There has been some dispute over whether the labor shortages California farmers reported over the last few years are real. It turns out they are very real, but that doesn’t quiet the skeptics.
“We are told that unless we allow criminals, illegal aliens, freedom to take American jobs, our agriculture will be destroyed,” wrote the conservative blogger Steve Frank, a former president of the California Republican Assembly, last year. “Like most other statements of the lamestream media, that is a downright lie.”
He used the fact that this state’s farm profits were up in 2011 – from $11.1 billion the previous year to $16.1 billion – to call the reported shortage “phony.” Those profit numbers came from the U.S. Department of Agriculture.
But the USDA also reports on crop production (http://usda01.library.cornell.edu/usda/current/NoncFruiNu/NoncFruiNu-01-25-2013.txt), and some of those numbers tell a different story, while also implying that the added profits may have been a result of smaller supplies.
For example, California growers produced 1.5 million tons of raisin grapes last year, compared with 1.8 million in 2011, causing prices to increase while grape-harvesting expenses dropped.
Prices were also up for table grapes, from $306 per ton to $358, while the price of canned apricots went from $330 to $419 per ton, while production was down. So there’s more to the farm profit picture than just the bottom line. The price per pound or ton also counts for a lot. And both wholesale prices and profits rose last year, making it an outstanding one for agriculture.
With 2011-12 a relatively wet winter, there was only one reason for production of anything to be down last year, with prices at or near peaks for almost all crops: A shortage of labor. This was caused in part by stricter enforcement of immigration laws, with the Obama administration already having deported more illegal immigrants than the George W. Bush administration did in its full eight years.
Farm labor problems persisted in 2012, although they’ve sometimes been hard to quantify. The Western Growers Association said last fall that its members were reporting 20 percent fewer laborers available than the year before. At the same time, the California Farm Bureau Federation put the shortage between 30 per cent and 40 percent of the workforce needed. Those numbers are not official, but the group said American workers were not taking the vacant jobs.
That was consistent with the results of an experiment conducted several years ago by Democratic U.S. Sen. Dianne Feinstein, who had every Employment Development Department office in the state list farm jobs as available. Fewer than 10 unemployed U.S. citizens applied for that work, even though it paid well over the state’s hourly minimum wage.
One Santa Barbara County farmer with crops as varied as lemons and strawberries reported that he had to leave some of his produce to rot in the field last summer and fall. Similar waste occurred in locales like Kern, Butte and Riverside counties, among others.
One reason: A large percentage of California fruit and vegetable pickers are illegal immigrants.
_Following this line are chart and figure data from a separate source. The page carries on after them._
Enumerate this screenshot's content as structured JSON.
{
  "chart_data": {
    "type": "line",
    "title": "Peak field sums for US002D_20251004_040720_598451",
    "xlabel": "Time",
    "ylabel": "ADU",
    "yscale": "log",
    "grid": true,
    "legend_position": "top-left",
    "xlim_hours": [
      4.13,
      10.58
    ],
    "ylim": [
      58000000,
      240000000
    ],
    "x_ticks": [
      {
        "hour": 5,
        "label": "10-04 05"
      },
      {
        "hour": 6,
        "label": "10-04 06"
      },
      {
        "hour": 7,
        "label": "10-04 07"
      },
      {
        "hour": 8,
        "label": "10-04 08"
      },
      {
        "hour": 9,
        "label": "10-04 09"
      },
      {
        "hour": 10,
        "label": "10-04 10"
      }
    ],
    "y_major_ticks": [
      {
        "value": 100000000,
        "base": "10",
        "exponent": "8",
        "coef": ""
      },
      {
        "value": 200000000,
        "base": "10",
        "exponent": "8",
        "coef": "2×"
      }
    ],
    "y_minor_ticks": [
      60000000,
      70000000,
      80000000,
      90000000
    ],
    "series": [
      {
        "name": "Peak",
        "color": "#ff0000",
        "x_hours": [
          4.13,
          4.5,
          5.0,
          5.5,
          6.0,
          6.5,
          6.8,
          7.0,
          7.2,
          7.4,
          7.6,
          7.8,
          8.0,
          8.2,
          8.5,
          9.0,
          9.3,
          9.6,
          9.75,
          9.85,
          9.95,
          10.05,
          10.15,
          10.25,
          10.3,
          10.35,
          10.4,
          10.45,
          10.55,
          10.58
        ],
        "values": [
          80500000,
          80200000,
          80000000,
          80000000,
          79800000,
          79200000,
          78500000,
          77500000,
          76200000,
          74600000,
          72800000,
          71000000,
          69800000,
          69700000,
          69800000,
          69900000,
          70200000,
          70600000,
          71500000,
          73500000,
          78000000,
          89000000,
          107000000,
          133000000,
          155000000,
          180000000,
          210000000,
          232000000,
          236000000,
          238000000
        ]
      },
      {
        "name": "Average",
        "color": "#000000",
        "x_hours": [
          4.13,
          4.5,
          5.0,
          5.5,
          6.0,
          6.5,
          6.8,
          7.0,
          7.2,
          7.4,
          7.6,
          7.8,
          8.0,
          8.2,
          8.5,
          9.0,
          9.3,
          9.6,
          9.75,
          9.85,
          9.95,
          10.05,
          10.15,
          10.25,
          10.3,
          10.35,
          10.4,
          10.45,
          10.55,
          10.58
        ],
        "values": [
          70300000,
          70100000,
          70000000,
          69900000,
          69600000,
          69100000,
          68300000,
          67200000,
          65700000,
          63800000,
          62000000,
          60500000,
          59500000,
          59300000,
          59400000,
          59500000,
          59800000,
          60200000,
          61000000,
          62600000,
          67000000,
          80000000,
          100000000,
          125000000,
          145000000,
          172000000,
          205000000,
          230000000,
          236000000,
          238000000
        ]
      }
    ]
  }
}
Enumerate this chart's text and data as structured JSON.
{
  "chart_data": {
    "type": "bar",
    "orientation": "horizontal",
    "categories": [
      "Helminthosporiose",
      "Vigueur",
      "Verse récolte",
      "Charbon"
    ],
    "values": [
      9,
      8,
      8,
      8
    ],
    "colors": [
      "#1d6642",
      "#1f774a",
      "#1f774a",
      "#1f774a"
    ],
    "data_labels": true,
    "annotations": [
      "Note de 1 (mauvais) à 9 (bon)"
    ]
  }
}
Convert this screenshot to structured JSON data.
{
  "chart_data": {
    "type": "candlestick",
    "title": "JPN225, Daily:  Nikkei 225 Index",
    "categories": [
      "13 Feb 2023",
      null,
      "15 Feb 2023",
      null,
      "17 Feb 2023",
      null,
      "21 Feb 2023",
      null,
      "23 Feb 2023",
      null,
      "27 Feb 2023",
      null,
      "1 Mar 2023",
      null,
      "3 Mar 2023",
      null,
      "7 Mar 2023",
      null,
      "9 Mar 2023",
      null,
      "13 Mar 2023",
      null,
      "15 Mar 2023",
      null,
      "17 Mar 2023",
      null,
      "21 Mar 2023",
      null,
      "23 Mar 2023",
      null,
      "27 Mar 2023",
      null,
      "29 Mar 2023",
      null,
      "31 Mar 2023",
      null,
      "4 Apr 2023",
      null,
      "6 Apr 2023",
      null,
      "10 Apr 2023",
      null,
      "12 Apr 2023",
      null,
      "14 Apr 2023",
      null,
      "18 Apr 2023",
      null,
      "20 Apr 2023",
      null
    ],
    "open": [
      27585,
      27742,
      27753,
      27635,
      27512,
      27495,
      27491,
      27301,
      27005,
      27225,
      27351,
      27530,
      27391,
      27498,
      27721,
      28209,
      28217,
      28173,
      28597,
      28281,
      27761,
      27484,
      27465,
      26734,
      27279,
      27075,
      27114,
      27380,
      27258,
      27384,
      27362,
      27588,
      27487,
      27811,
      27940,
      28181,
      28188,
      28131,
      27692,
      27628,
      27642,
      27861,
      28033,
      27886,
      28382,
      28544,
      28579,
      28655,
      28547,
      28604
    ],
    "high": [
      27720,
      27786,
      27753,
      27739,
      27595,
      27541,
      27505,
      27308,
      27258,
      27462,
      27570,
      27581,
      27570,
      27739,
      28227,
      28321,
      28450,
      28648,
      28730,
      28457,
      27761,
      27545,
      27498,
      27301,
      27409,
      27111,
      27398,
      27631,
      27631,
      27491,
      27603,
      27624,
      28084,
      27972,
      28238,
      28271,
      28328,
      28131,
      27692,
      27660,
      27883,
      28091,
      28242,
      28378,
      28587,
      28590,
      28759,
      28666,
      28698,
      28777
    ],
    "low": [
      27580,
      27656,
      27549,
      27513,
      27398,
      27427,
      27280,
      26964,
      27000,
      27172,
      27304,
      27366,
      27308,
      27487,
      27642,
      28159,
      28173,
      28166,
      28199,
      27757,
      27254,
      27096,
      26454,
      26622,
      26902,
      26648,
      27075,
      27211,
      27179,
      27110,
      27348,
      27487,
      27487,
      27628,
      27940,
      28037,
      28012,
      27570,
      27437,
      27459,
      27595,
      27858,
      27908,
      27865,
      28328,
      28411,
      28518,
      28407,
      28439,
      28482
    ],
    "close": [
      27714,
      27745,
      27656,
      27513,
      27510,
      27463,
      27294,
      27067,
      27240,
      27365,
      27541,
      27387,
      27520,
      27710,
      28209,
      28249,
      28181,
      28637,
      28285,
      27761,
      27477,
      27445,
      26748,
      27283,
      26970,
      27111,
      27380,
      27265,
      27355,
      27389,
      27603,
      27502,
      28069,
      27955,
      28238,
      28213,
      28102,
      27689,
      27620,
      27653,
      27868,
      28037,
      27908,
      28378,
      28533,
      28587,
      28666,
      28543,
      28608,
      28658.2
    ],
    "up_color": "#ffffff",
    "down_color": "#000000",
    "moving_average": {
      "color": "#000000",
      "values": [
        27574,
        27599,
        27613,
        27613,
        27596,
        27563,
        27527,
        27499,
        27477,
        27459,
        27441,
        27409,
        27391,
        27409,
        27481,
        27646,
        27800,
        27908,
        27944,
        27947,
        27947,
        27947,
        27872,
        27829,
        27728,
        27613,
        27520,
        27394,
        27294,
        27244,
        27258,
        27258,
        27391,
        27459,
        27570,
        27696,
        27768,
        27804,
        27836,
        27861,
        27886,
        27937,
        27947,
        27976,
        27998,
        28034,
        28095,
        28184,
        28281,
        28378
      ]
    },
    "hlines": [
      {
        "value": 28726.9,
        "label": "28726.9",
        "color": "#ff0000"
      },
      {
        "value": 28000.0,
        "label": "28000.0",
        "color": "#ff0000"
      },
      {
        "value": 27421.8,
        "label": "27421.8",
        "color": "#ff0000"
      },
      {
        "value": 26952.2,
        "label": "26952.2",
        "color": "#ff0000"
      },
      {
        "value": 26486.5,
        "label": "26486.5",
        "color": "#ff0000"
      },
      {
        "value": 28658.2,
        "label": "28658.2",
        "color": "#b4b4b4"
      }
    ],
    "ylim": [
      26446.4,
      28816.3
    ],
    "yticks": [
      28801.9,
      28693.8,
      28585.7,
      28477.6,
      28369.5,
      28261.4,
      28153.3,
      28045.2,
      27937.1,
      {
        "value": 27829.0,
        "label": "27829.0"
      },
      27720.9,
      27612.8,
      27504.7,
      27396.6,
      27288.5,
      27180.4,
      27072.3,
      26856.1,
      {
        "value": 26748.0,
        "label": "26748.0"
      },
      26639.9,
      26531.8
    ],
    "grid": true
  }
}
Farm bureau organizations in other states report similar labor shortages. So farmers want any immigration changes coming from Washington, D.C. this year to include a guest worker program.
Agriculture organizations that usually support Republican politicians have pushed several years for a system allowing temporary hiring of foreign workers if employers cannot find U.S. citizens or legal residents to take the jobs they offer.
Organized labor has long opposed such a revival of the old Bracero program that allowed American employers to bring in unskilled foreign workers during and after World War II, the unions claiming it could deprive U.S. citizens of work.
But the nation’s largest labor group, the AFL-CIO, has now worked out a deal with the U.S. Chamber of Commerce and other business interests that would allow workers to be imported as needed to fill jobs that otherwise go unfilled. The proposed new visa would not specify a single employer for each worker, so that employers could no longer discipline migrant workers by threatening to have them deported if they’re not docile. It would also include wages above the federal minimum and require decent working conditions.
The Chamber also agreed to the unions’ idea of setting up a new government bureau to curtail work visas when unemployment rises to as-yet unspecified levels.
Two things are clear from all this: It’s highly likely that any major immigration change legislation passing Congress this year will have a guest worker component. And that this is happening mainly because of the labor shortages here and in other big farm states.